The report also explodes some common myths. Notwithstanding the belief that charters are flush with cash from supporters, traditional public schools have an average advantage of $16 per pupil in private funding. Student demographics don’t explain the funding gap. Detroit’s charters, for example, receive an average 35.3% less than their traditional counterparts—though the charter students have a higher poverty rate and nearly identical proportion of special-ed and English-as-a-second-language learners.

What makes this so frustrating is that the funding gap remained constant despite striking gains in charter performance.

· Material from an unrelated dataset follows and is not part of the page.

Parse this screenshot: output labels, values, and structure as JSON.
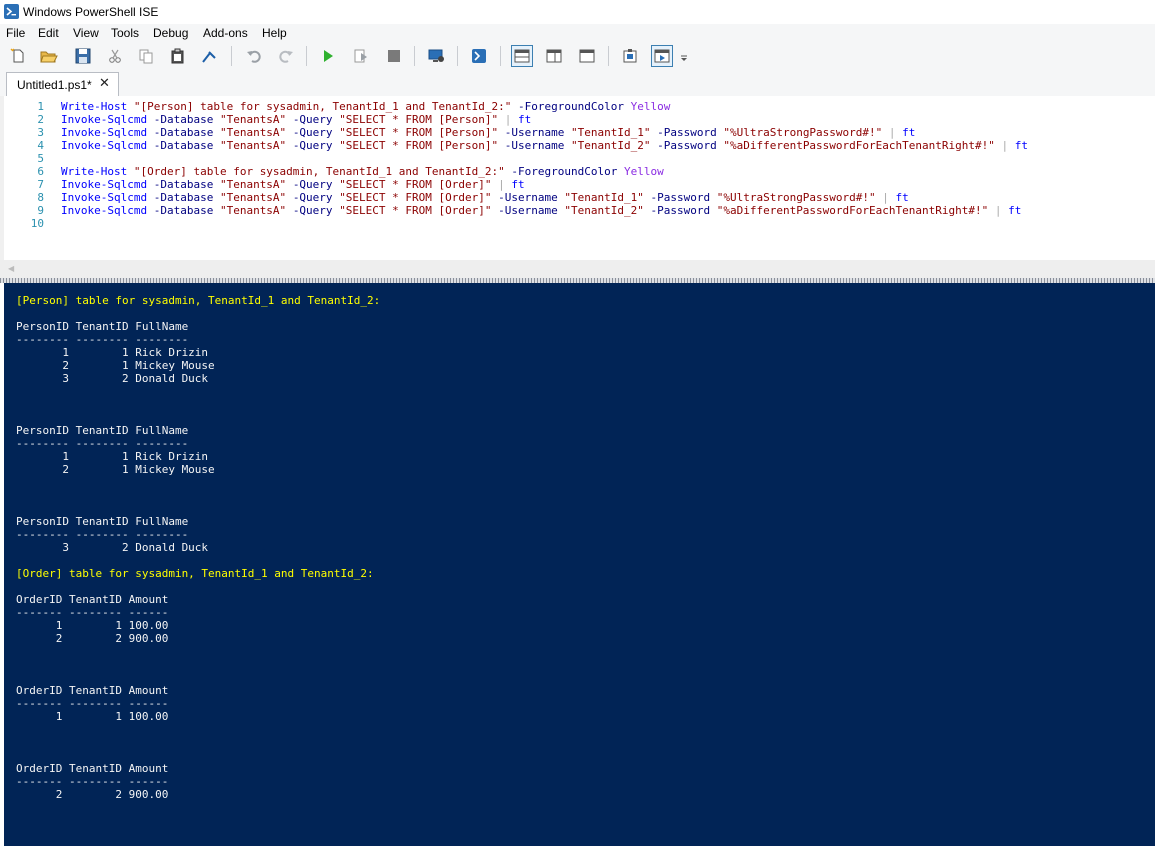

A report in June from Stanford’s Center for Research on Education Outcomes found that most charters “produce superior student gains despite enrolling a more challenging student population.” Parents know this, which is why charters are attracting more children while traditional public schools are losing them.

The funding formulas haven’t kept up with this reality. The reason is political power. Teachers unions have it, while charter schools don’t. Progressives like to invoke “equity.” Given that charters are public schools every bit as much as union schools, isn’t it time public education brought some equity to its funding?"